Due to concerns about vandalism, we have intentionally withheld exact locations of these pioneer cemeteries. While none of them are secret, many are difficult to find. Please contact us if you need more specifics. We appreciate your understanding.
Many thanks to unsung hero Roland who maintains the Bagdad Cemetery!
Many thanks to unsung heroes Doug and Cyndi for keeping Ludlow Cemetery pristine!
Thank you to unsung hero Ret. Police Officer Mark Franey for maintaining Otis Cemetery and other pioneer cemeteries.
Many thanks to unsung hero Honorable Mayor Joe Manners for giving tours and maintaining the haunted Oro Grande Cemetery!
Remember, while exploring remote parts of the desert, the true test of character is doing the right thing, even if nobody else is watching.
We thank you for being mindful and respectful of the departed. Their lives touched many and in retrospect added to the complex tapestry of history known as the Mojave Desert.
Our predecessors do not want anyone to mourn for them. They serve as a reminder to live your life to its fullest, seize the proverbial bull by the horns, and to make your own imprint upon history.

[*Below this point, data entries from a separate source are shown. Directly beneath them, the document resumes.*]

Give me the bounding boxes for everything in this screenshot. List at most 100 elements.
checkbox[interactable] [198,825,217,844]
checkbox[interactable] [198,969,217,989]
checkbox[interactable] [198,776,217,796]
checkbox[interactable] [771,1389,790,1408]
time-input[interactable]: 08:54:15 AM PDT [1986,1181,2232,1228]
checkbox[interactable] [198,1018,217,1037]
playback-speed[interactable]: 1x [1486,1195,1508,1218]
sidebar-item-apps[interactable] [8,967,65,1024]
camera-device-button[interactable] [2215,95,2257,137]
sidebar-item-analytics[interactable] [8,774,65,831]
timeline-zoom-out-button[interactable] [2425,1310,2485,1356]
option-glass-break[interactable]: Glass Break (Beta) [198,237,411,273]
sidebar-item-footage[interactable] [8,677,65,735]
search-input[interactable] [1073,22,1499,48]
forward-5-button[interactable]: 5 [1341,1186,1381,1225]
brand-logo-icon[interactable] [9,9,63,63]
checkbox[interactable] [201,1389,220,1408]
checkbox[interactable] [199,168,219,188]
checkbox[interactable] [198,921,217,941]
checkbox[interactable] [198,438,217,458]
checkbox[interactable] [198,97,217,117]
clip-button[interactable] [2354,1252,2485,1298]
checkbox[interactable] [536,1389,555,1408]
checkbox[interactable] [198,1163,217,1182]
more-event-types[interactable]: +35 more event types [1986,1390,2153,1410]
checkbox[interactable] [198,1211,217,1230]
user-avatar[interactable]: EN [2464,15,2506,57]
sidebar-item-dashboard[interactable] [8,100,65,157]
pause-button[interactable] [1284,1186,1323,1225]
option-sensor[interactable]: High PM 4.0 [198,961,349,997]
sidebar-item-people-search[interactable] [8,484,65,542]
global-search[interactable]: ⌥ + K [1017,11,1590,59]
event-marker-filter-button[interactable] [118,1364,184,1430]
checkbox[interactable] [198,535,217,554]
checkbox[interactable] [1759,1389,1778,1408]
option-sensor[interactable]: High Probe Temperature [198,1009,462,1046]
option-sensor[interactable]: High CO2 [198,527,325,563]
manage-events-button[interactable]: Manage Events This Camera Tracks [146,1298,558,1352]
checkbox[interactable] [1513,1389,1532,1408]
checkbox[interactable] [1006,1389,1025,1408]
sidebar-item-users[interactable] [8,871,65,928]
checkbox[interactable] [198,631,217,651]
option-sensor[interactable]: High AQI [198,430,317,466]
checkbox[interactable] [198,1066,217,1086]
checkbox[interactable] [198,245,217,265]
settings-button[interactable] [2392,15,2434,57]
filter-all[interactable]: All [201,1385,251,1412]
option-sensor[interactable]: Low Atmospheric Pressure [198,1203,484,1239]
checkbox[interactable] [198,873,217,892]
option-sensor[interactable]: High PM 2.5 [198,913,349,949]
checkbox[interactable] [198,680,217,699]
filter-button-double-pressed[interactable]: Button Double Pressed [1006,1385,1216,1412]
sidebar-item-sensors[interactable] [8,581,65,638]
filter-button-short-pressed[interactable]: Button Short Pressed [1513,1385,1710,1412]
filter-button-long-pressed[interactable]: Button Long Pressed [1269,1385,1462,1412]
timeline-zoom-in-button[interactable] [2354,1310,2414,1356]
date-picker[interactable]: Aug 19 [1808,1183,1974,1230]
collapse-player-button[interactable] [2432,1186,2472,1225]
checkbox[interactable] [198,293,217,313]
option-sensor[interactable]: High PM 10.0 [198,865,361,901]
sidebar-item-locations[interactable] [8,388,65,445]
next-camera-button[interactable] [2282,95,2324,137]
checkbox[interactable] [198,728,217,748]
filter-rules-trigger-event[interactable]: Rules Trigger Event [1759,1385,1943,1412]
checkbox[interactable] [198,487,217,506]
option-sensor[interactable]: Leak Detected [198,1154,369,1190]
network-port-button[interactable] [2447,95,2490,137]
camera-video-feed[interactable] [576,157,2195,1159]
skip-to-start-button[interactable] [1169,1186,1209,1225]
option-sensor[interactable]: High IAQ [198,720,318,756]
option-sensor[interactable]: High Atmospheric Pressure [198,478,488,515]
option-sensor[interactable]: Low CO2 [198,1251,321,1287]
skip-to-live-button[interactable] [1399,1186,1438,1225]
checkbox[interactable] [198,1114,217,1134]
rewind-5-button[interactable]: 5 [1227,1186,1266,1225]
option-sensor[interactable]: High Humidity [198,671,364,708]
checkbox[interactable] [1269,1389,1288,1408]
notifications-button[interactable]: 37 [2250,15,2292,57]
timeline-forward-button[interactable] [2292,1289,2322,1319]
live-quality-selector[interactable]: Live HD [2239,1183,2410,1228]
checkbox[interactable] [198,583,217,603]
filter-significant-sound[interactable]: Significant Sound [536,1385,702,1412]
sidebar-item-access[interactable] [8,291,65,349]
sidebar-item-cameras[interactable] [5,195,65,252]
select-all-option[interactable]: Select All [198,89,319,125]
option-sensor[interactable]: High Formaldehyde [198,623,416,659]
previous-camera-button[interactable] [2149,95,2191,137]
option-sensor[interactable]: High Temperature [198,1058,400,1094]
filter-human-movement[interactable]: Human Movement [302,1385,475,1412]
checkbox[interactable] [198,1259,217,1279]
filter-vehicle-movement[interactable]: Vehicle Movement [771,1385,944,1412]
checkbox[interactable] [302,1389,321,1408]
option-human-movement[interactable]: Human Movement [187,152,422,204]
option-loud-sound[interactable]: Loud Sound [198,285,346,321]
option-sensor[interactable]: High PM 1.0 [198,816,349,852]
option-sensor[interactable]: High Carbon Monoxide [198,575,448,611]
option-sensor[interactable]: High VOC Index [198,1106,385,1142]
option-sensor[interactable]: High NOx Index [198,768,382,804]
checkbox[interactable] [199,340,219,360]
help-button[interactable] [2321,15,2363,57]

Modern society and social media has convinced too many people their lives are insignificant if they do not acquire fame. Humility and work ethics are often discouraged in exchange for viral stardom, no matter how fleeting.
Most early pioneers did not have time for idle entertainment. Their time was spent surviving despite seemingly insurmountable odds.
The truth is, you don’t need to have notoriety or be famous to make a difference. Oftentimes, it starts with small, deliberate but positive actions. Be the change in the world you want to see.